Hoe mooi is de parallel met het andere boekje dat ik ergens achterin de auto had opgeborgen tussen de kratten met kledingspullen. Een boekje, dat gaat over de zielenroerselen van Meister Eckhardt, een mysticus en kind van de Middeleeuwen, die zijn tijd al ver vooruit was. Eckhardt, omstreeks 1260 geboren in het Duitse Hochheim, breekt niet alleen met het heersende feodalisme, maar ook met het mainstreamdenken van de Kerk. Voor hem zijn beheersbaarheid en macht tekenen van een grote Ik-gerichtheid. Zijn zoektocht naar waarheid is niet vervat in een stelsel van regels waarnaar geleefd moet worden, maar toont zich in een ieder die zich opent naar de werkelijkheid. Daardoor ontstaat verwondering en een ‘aandachtige gerichtheid’ waarin ruimte gegeven wordt aan dat wat we niet kennen: ‘louter Niets’. Door bedachtzame betrokkenheid kan men de open ontvankelijkheid oefenen. Volgens Eckhardt verwijst de ervaring van een ongerept landschap – iets dat wij in onze vakantie veelvuldig hebben geproefd – en het gevoel van bewondering en vervulling, naar de oneindigheid en vormt een aanzet tot een Godservaring.
Het boeiende van de twee leeservaringen voor mij is dat beide denkers een diep besef hebben deel te zijn van een groter geheel, dat door hen benoemd mag, maar niet hoeft te worden. 700 jaar verschil en toch bij beiden de overtuiging dat macht niet gelegen is in instituties met hun regels en procedures, maar in de overgave aan datgene dat ons omvat en waar we onderdeel van zijn.
Toen ik terugkwam van vakantie en zoals gebruikelijk de grote stapel kranten doorlas, werd ik getroffen door twee ‘zomerrubrieken’. De één ging over ‘Monumentale bomen’, de ander over ‘Heilige plekken’. Ook hier een parallel, namelijk een verhaal over de geschiedenis, de waarde en betekenis van dat wat we aantreffen in de natuur c.q. van wat we hebben gecreëerd, waar we zorg aan besteden en waar we in zijn gaan geloven en dat onze levensbeschouwing is gaan vormen.

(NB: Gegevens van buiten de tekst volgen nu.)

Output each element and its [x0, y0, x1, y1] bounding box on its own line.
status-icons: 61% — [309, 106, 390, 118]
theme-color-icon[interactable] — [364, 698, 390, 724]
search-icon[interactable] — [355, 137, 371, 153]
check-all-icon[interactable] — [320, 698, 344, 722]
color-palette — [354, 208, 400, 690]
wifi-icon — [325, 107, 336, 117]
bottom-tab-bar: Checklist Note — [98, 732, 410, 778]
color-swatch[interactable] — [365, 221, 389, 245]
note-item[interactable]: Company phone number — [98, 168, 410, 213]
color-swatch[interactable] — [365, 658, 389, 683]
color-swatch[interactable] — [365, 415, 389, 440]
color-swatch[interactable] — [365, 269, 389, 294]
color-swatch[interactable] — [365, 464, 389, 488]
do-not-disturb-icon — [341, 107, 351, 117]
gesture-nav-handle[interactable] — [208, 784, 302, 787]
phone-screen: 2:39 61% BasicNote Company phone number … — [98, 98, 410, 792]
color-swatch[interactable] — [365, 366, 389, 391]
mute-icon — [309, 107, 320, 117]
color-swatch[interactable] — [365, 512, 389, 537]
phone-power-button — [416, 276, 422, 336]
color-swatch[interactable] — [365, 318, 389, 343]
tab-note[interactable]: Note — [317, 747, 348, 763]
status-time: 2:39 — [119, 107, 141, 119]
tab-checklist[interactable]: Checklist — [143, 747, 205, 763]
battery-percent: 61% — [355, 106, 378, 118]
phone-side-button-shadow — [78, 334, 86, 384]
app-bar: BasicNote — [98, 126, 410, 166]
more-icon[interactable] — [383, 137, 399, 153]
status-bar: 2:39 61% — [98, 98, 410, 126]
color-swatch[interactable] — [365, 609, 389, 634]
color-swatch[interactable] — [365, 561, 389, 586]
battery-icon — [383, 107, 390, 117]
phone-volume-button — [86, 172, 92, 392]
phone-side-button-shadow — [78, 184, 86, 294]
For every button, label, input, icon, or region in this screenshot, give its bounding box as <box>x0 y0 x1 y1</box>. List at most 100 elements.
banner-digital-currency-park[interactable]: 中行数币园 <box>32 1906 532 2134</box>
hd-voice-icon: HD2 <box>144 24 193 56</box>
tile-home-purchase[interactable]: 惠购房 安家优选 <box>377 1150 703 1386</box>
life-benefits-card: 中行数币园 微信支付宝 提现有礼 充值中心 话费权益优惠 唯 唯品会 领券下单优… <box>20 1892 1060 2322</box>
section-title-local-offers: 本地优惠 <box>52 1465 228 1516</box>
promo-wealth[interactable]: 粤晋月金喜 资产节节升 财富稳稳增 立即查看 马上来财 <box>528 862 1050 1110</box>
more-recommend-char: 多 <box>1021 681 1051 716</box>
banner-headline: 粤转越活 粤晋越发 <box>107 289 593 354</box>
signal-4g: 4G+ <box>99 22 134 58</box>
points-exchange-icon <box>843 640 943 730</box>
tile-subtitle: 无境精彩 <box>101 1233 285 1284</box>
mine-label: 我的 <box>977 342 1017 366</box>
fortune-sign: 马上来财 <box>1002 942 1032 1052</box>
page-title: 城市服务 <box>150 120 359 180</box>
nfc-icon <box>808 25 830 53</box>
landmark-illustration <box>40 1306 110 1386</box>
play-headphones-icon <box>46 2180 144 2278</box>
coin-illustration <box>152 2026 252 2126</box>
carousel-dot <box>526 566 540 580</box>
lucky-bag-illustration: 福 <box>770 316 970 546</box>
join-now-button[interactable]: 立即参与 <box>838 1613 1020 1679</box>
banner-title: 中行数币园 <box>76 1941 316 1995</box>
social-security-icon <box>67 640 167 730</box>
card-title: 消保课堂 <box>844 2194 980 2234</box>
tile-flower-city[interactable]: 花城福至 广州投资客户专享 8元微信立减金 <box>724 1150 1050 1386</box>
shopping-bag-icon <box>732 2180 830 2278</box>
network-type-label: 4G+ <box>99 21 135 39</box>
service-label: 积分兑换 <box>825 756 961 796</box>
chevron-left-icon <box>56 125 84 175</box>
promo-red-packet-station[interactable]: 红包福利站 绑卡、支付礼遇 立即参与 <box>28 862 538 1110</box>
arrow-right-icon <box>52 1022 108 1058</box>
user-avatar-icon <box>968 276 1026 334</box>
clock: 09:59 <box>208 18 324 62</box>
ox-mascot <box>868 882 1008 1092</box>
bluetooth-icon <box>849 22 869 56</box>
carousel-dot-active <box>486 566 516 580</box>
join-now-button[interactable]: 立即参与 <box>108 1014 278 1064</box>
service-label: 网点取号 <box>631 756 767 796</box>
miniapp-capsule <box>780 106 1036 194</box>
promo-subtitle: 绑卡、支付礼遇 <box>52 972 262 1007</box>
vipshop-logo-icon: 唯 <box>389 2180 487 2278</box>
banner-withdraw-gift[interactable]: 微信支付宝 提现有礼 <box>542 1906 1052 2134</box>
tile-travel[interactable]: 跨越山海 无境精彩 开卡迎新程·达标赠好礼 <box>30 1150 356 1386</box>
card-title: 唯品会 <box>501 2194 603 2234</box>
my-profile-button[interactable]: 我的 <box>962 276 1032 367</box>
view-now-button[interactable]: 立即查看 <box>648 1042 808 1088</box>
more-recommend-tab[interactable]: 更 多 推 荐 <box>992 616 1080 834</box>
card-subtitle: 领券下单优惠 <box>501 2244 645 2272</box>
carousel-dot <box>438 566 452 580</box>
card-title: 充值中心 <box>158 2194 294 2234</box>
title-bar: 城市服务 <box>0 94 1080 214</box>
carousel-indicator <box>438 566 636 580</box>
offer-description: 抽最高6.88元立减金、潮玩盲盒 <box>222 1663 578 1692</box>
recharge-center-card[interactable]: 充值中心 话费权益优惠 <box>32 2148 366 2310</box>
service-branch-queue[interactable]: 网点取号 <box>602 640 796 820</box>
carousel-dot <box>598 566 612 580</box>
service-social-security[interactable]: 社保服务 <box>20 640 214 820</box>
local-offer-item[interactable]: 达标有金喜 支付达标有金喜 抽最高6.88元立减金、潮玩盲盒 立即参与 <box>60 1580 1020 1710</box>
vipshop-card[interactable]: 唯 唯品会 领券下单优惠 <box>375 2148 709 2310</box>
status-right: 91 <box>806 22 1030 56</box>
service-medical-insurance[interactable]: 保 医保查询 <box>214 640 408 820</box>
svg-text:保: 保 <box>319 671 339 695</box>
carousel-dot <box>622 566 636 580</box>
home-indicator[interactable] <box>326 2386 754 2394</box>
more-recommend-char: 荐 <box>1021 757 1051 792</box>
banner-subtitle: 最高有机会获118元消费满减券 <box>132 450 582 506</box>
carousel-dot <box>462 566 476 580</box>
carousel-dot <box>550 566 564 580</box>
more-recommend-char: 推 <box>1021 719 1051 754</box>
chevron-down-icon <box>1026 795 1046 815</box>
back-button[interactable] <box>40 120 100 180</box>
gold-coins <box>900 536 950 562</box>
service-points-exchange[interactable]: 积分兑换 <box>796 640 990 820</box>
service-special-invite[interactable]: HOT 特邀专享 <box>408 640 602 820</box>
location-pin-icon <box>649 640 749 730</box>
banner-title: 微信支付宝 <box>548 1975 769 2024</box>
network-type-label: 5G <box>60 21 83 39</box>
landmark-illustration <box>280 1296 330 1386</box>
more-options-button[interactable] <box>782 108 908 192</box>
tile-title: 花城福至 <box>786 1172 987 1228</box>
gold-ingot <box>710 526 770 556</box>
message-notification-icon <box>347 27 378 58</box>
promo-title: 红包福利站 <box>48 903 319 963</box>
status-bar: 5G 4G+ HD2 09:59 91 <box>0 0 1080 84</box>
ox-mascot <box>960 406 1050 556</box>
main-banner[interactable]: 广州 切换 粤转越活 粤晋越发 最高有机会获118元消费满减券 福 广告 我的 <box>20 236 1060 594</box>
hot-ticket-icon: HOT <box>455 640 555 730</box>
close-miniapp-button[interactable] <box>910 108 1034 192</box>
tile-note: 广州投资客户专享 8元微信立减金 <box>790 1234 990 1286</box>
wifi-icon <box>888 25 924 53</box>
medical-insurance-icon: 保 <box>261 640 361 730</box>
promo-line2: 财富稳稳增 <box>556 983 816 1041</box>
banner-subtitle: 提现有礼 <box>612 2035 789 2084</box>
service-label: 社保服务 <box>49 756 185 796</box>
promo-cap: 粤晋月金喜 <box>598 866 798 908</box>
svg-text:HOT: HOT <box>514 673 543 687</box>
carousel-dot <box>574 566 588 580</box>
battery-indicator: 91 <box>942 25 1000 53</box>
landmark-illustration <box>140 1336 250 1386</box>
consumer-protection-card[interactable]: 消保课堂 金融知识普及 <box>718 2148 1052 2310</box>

Maar er is een nog diepere parallel en ook één die de parallel tussen de twee boekjes raakt. Namelijk het zich afwenden van een grote Ik-gerichtheid, de waardering van het object - de Aarde, de Wereld – en de helende werking die uit gaat van de natuur en die rust brengt.
Uit alle gelezen en tijdens de vakantie ervaren bronnen, kom ik erachter dat een nieuwe ‘Wende’ in onze wereldbeschouwing zich al aan het aftekenen is. Niet alleen wordt de ruimte of het landschap her-kenbaar, betekenisvol door de verhalen en minder anoniem, maar ook de plaats van het landschap als grond voor verstilling krijgt meer vorm en aandacht. Het landschap is niet alleen het veld om zo snel mogelijk van A- naar B te komen, maar heeft naast utilitaire waarde óók intrinsieke waarde. We mogen het beleven, verbaasd zijn en verstomd raken. Maar in elk geval heeft het ook waarde als we er niets mee doen. Gewoon accepteren wat het is. Dat is voor ons in deze tijd van versnelling, verorbering en verzakelijking geen voor de hand liggende houding. Het besef dat de wereld ook zonder ons doordraait is iets dat ons kan helpen onze Ik-gerichtheid over boord te zetten.